Good-bye Lehman, good-bye Merrill

Lehman Brothers declared bankruptcy last night, and Merrill Lynch, feeling that it would be the next to be attacked by speculators, has agreed to be acquired by Bank of America.

With Lehman’s bankruptcy proceedings expected to unleash a torrent of asset sales, many smaller investment banks and hedge funds holding similar assets will likely be toppled over by the riptide, even the 2 remaining independent bulge bracket investment banks, Goldman and Morgan, are likely going to be severely affected.

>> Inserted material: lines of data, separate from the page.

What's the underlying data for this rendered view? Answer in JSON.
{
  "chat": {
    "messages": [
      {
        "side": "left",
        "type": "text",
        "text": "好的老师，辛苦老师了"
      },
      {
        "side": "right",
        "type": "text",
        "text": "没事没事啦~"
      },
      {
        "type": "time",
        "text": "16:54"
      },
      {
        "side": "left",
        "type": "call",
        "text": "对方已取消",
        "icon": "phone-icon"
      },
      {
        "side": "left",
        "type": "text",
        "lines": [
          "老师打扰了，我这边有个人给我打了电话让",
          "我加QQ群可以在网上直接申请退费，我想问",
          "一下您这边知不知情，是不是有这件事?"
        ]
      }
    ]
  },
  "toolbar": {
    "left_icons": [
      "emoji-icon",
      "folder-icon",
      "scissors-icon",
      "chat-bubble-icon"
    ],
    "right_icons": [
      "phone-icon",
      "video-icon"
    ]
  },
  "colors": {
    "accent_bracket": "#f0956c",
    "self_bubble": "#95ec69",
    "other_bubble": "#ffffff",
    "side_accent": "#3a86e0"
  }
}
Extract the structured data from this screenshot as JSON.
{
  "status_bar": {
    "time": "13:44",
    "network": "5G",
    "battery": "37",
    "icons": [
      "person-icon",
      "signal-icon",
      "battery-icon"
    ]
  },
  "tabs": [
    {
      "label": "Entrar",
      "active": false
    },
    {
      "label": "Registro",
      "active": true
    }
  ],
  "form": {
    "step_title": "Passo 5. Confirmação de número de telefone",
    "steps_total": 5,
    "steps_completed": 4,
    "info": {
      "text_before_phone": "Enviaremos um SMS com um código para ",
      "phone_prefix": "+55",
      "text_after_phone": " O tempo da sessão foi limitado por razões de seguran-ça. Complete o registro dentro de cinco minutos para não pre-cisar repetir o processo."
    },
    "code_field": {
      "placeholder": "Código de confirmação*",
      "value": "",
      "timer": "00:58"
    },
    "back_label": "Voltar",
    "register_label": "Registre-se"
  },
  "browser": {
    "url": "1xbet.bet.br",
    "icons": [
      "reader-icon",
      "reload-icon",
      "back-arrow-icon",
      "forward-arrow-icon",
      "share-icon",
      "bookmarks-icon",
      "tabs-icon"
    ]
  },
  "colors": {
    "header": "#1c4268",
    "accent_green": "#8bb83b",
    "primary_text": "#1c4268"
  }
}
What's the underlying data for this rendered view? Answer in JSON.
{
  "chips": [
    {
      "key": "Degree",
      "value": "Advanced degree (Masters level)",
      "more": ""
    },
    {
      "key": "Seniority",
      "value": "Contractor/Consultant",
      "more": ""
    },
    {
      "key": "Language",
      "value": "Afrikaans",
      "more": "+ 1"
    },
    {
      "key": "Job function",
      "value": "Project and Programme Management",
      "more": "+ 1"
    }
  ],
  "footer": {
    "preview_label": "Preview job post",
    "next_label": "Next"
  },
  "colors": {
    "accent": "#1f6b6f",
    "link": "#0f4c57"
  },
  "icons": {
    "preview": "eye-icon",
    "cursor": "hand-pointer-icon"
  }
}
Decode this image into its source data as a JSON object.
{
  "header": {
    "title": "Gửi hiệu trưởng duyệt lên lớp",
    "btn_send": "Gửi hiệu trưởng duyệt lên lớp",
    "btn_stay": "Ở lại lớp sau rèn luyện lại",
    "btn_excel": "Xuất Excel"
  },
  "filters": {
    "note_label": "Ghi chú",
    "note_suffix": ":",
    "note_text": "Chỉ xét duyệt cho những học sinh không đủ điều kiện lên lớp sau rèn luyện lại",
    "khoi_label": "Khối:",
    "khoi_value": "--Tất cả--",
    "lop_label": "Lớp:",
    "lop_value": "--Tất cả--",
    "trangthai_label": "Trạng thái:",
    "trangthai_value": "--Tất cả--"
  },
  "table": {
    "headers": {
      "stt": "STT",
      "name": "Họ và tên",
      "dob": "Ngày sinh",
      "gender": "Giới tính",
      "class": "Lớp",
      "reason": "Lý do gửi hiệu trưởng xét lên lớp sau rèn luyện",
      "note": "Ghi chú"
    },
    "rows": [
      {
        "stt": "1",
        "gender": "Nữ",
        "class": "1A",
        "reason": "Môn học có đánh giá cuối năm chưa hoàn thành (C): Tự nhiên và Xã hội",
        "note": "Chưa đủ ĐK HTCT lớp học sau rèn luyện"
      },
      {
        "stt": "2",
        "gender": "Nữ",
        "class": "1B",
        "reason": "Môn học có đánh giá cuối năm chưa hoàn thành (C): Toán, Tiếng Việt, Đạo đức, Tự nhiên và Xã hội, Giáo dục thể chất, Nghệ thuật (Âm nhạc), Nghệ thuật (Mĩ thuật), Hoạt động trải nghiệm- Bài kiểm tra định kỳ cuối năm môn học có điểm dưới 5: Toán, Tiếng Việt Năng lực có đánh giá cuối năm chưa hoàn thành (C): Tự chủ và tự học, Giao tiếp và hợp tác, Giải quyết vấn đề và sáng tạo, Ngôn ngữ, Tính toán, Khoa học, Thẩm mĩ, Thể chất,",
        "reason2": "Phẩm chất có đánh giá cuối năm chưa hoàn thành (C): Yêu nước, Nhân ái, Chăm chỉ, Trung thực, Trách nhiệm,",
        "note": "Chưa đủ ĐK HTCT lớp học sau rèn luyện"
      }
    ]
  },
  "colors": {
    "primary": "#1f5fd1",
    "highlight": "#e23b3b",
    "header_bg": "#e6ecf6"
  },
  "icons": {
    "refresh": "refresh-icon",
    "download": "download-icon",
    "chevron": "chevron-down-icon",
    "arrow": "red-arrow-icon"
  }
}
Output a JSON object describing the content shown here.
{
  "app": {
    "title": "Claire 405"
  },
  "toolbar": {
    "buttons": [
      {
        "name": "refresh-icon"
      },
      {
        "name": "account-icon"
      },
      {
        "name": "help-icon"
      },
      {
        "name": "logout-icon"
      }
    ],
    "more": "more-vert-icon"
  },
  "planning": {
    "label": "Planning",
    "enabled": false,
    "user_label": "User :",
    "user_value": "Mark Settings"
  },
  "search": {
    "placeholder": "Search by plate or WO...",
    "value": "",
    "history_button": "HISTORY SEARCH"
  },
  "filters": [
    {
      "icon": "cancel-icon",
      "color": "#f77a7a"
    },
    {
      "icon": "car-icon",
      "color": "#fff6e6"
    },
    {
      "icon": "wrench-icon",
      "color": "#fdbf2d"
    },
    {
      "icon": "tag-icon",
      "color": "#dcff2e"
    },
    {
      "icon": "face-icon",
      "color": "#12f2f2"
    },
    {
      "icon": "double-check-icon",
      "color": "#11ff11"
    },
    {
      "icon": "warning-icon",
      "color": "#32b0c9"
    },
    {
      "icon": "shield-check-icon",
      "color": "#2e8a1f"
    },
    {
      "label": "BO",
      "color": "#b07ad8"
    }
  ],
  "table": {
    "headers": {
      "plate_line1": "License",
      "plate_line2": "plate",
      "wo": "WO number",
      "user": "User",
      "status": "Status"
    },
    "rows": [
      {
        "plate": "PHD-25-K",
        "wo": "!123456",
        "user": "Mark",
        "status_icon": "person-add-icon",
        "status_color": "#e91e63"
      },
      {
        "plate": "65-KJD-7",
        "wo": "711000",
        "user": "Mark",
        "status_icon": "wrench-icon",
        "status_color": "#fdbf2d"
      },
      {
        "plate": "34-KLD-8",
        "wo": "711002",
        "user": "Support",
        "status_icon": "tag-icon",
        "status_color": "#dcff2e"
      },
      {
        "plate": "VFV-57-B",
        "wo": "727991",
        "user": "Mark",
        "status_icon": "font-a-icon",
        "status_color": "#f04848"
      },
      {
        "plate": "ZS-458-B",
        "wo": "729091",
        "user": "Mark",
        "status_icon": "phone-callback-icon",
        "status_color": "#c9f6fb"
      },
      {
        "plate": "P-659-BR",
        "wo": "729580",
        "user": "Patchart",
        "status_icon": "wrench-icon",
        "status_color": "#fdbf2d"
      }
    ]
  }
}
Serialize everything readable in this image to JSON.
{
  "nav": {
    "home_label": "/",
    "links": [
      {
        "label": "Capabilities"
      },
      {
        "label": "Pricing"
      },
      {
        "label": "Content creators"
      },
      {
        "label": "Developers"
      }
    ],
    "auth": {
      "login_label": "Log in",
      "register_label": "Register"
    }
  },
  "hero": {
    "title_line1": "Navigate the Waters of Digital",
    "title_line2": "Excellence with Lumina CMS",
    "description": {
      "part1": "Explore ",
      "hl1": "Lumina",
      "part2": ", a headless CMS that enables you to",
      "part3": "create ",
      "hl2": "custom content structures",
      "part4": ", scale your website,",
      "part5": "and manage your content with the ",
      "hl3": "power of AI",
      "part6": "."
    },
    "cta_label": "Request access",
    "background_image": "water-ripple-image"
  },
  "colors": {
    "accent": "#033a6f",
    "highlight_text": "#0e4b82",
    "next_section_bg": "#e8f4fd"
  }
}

Insurance giant AIG is also on watch as it is today the biggest threat to the market. If it does a Lehman, the riptide of asset sales might even be big enough to sweep Goldman and Morgan.

Welcome to the nadir of the US financial market perfect storm.

When this is all over, there could be only 5 global one-stop banking powerhouses remaining and viable, while the rest will be reduced to becoming niche players. It was meant to happen this way anyway. After all, it was too many firms chasing after too few good deals that got these firms taking on undue risk and closing deals that did not make sense anymore.

By allowing Lehman to fail, the US Fed finally indicated that it has had enough of bailouts. Market forces will be taking it from here in resolving the crisis. It won’t be pretty, but at least, we know how it will end. Only the strongest and most viable will remain.

Update: Calculated Risk has a running thread covering news on this front as it breaks, if you're interested.